Après avoir surmonté l'agacement suscité par le jargon "postmoderne" [3] des deux coauteurs du livre déjà cité, il faut revenir à la logique politique qui sous-tend ces différentes analyses. En effet, ces trois personnes, chacune à sa manière, expriment en clair un raisonnement diffus dans une partie non négligeable des mouvements sociaux.
Pour C. Delphy, on a assisté à une tragédie en trois actes : le premier, la colonisation ; le deuxième, la rébellion ; et le troisième, la répression. Après l'accès aux indépendances, les pays anciennement colonisés ont fourni leur lot de travailleurs immigrés qui, avec la loi sur le regroupement familial en 1974, se sont installés en France avec leur famille. Mais, leurs enfants, pourtant français, sont aujourd'hui toujours discriminés. Ces derniers, après avoir marché en 1983 pour l'égalité sans avoir rien obtenu, affirment aujourd'hui leur différence en affichant leur appartenance à l'Islam. Les filles voilées manifesteraient ainsi leur résistance à l'oppression. En effet, pour C. Delphy, le colonialisme n'a eu de cesse de faire passer les "indigènes" pour des barbares qui maltraitaient les femmes, pour justifier leur prétendue mission civilisatrice. De plus, de même que les colons espéraient affaiblir la résistance des hommes algériens en leur prenant "leurs" femmes, la "France" espère s'emparer des femmes des banlieues par le biais des mariages mixtes [4] ou en brisant leur solidarité avec leurs frères de misère, en stigmatisant le "garçon arabe" assimilé à un violeur. Ils espèrent ainsi diviser le camp des opprimé-es. "Or, écrit C. Delphy, le foulard dit aux Franco-français que leur rêve de diviser les descendants d'immigrés selon des lignes de genre est tombé à l'eau. Que ces femmes ne renieront pas leurs pères, leurs frères, leurs époux. Ensuite, qu'elles ne croient plus à l'image de la beurette émancipée, gagnante ; qu'elles savent qu'elles subissent le même racisme que les hommes".

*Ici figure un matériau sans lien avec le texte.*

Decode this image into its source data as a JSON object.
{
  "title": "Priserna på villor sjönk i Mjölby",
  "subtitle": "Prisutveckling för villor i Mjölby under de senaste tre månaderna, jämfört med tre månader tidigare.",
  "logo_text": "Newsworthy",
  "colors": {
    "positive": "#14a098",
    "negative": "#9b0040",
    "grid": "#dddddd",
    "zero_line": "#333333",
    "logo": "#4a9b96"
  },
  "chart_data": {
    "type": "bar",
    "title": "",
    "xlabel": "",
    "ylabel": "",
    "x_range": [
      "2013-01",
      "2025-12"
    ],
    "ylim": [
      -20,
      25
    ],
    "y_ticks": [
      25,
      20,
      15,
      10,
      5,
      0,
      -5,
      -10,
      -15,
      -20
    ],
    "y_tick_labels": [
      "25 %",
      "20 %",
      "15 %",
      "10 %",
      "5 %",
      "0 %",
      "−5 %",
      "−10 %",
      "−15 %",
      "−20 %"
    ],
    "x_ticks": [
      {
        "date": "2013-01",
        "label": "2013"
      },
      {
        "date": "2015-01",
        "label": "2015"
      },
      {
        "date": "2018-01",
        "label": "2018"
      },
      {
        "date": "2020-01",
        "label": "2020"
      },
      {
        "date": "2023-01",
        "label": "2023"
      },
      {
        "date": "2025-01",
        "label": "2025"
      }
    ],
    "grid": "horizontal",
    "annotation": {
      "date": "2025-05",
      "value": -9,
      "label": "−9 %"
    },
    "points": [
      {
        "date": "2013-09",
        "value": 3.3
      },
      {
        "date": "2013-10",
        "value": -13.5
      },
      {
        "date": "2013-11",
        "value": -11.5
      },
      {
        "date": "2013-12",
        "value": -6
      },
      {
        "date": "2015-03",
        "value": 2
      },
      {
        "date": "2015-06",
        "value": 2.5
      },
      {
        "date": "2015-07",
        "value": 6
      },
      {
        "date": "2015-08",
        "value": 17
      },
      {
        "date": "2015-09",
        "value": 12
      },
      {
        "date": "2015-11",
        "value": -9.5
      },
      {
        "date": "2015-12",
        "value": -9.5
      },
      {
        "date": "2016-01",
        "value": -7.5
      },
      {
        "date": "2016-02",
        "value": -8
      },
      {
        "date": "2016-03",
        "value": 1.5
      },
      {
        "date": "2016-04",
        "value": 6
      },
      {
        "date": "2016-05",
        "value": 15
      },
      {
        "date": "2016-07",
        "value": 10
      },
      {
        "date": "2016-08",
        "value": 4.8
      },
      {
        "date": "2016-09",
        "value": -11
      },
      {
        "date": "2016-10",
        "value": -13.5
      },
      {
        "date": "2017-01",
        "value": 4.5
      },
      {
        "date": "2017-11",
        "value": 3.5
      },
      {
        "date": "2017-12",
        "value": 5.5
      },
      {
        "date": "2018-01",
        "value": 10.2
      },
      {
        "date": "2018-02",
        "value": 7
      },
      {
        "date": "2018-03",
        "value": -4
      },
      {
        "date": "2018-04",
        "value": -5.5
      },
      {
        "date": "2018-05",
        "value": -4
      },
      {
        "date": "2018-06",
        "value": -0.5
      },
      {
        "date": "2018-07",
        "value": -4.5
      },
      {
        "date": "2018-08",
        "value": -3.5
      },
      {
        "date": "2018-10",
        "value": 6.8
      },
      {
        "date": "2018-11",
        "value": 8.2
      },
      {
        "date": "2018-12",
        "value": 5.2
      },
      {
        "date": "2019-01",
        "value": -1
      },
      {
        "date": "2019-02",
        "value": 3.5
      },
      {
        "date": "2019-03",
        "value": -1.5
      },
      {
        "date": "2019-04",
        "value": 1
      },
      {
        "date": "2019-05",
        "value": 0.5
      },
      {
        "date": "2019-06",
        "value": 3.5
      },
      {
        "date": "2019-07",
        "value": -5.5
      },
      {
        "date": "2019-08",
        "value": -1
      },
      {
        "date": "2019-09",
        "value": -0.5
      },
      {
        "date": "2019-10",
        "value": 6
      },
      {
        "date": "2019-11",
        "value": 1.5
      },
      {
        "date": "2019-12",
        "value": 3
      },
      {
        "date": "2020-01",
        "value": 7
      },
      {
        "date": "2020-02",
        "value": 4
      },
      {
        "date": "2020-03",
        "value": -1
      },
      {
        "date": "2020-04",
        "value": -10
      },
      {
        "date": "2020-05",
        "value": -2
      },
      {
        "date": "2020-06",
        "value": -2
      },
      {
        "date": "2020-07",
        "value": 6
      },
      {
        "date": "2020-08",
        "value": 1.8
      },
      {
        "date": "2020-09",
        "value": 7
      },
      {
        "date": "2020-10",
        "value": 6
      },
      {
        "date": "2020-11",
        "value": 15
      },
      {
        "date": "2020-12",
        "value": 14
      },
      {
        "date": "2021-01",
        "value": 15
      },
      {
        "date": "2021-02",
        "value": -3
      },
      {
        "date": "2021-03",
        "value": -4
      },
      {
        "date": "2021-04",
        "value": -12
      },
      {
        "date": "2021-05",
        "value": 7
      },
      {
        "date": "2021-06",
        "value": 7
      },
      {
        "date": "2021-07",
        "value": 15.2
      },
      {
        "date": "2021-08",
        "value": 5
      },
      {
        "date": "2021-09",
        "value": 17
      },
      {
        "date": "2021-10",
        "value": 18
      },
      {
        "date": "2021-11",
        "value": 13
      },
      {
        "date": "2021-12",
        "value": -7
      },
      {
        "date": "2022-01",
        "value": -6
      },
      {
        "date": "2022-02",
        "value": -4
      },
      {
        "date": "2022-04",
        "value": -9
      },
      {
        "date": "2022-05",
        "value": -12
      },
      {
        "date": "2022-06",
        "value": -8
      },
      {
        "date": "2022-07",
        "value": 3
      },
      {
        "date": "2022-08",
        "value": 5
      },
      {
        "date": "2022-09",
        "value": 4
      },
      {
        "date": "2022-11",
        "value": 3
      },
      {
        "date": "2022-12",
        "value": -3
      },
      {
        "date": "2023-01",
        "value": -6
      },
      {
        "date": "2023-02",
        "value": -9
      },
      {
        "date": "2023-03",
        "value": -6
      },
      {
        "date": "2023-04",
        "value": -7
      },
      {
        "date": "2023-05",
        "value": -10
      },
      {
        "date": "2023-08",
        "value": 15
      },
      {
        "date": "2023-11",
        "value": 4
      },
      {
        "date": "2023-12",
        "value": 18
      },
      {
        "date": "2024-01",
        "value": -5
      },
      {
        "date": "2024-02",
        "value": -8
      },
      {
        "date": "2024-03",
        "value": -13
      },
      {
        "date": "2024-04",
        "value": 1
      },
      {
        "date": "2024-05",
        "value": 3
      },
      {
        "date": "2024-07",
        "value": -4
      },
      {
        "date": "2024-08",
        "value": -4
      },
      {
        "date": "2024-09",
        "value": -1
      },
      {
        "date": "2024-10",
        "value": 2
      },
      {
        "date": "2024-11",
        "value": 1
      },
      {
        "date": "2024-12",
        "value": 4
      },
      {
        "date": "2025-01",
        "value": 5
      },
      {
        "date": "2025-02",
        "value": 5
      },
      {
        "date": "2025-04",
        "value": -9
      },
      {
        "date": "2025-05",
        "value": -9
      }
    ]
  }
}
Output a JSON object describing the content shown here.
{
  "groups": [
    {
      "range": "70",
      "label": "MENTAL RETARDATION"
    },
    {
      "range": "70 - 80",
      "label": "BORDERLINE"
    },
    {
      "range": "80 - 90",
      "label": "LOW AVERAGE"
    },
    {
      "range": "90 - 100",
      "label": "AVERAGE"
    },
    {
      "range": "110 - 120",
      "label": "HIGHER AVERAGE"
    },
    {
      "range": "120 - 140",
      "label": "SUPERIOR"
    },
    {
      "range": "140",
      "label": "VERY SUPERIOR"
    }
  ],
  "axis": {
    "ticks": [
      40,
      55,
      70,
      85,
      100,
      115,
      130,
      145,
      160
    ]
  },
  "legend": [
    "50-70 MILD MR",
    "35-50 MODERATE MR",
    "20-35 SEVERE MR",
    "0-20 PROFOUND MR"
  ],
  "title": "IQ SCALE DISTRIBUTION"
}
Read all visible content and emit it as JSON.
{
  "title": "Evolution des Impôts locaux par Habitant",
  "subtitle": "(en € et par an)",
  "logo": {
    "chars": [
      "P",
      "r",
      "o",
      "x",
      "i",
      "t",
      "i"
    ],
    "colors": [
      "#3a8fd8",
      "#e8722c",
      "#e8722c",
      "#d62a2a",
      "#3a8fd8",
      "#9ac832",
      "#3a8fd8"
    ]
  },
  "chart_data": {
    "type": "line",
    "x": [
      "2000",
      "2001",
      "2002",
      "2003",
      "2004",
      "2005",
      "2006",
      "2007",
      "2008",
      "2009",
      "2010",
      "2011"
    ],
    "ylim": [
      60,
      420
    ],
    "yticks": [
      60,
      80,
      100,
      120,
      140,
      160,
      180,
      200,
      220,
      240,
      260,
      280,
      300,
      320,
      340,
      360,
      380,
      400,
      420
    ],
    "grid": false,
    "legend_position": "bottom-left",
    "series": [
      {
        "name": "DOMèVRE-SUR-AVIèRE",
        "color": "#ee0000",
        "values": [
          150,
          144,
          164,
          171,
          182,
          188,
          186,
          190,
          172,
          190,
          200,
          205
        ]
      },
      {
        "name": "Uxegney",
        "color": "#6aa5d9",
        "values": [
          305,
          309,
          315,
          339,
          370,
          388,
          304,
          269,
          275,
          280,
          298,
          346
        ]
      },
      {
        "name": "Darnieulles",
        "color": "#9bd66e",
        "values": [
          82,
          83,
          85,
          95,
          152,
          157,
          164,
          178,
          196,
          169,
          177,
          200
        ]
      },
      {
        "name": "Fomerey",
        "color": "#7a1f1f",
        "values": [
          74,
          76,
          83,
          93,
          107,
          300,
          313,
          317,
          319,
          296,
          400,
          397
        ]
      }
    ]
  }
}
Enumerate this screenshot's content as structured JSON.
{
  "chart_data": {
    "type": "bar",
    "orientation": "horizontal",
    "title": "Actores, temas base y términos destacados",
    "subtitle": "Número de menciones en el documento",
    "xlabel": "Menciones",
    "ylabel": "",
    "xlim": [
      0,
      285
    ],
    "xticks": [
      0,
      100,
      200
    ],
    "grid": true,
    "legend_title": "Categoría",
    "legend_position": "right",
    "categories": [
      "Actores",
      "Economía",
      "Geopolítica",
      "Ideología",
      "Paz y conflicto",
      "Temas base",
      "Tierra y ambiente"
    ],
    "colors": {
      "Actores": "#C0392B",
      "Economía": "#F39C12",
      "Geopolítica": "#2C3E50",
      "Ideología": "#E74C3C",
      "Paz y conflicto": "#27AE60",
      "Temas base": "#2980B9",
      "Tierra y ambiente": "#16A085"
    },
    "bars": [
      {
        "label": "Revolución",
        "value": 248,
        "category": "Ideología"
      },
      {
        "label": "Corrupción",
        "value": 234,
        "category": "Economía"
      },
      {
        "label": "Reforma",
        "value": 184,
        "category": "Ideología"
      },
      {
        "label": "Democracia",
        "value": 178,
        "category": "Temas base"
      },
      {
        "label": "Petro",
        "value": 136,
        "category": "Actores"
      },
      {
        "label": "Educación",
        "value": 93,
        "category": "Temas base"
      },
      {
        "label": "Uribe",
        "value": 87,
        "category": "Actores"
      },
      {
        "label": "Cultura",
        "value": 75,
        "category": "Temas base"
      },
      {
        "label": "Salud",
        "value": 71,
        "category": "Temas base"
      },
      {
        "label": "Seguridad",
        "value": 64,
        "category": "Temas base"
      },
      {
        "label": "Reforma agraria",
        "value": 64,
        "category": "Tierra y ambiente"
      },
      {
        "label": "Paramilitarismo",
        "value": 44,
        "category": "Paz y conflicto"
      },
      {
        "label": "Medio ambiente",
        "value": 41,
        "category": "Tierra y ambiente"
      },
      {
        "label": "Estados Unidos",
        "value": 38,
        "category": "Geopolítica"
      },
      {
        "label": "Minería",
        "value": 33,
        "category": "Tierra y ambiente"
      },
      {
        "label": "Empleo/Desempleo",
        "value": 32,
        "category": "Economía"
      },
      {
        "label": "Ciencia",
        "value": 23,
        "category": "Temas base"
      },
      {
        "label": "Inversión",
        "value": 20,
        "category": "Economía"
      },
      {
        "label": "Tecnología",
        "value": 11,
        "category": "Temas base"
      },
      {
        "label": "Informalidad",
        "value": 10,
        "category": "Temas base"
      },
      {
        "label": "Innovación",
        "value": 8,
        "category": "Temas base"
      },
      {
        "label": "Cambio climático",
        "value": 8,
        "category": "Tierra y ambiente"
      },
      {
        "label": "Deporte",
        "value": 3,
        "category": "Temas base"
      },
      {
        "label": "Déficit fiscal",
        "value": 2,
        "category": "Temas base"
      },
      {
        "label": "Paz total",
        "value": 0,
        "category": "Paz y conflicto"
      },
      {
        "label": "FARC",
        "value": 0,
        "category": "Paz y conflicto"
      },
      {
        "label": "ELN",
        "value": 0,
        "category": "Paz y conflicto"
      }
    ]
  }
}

Est-ce bien C. Delphy qui écrit cela ? Elle qui, dans les années soixante-dix du vingtième siècle, invitait l'ensemble des femmes à se rallier au panache blanc de la lutte anti-patriarcale, invitant les militantes du mouvement ouvrier à déserter leurs organisations respectives pour concentrer toute leur énergie contre "l'ennemi principal" : le patriarcat. A l'époque, il n'était pas question, pour elle, de parler de solidarité des opprimé-es. Quant à nous, militantes féministes du courant "lutte de classe", nous considérions, qu'il fallait, au contraire, mener de front la lutte contre le capitalisme et la lutte féministe, bien que ce fût compliqué et source de conflits avec les militants masculins. A notre avis rien, ne justifie l'abandon de cette perspective mais il faut la compléter en articulant une troisième dimension à la lutte aujourd'hui : l'antiracisme.
Ce qui nous choque dans le raisonnement de Delphy, ce n'est pas la dénonciation qu'elle fait des amalgames racistes opérés par les media et les politiciens entre arabe et musulman, musulman et fondamentaliste, fondamentaliste et terroriste, mais de retomber elle-même dans le discours qu'elle dénonce, celui "du choc des civilisations" et de procéder par amalgames. Pour elle, il n'existe que des "franco-français", sous-entendus racistes. De même, elle fait référence à une "culture de l'occident" homogène comme "culture de la suprématie", sans mettre en cause une seule fois, les gouvernements responsables des guerres coloniales, en oubliant les luttes anti-coloniales et internationalistes auxquelles ont participé plusieurs générations de militant-es et qui ont été une des matrices de mai 68.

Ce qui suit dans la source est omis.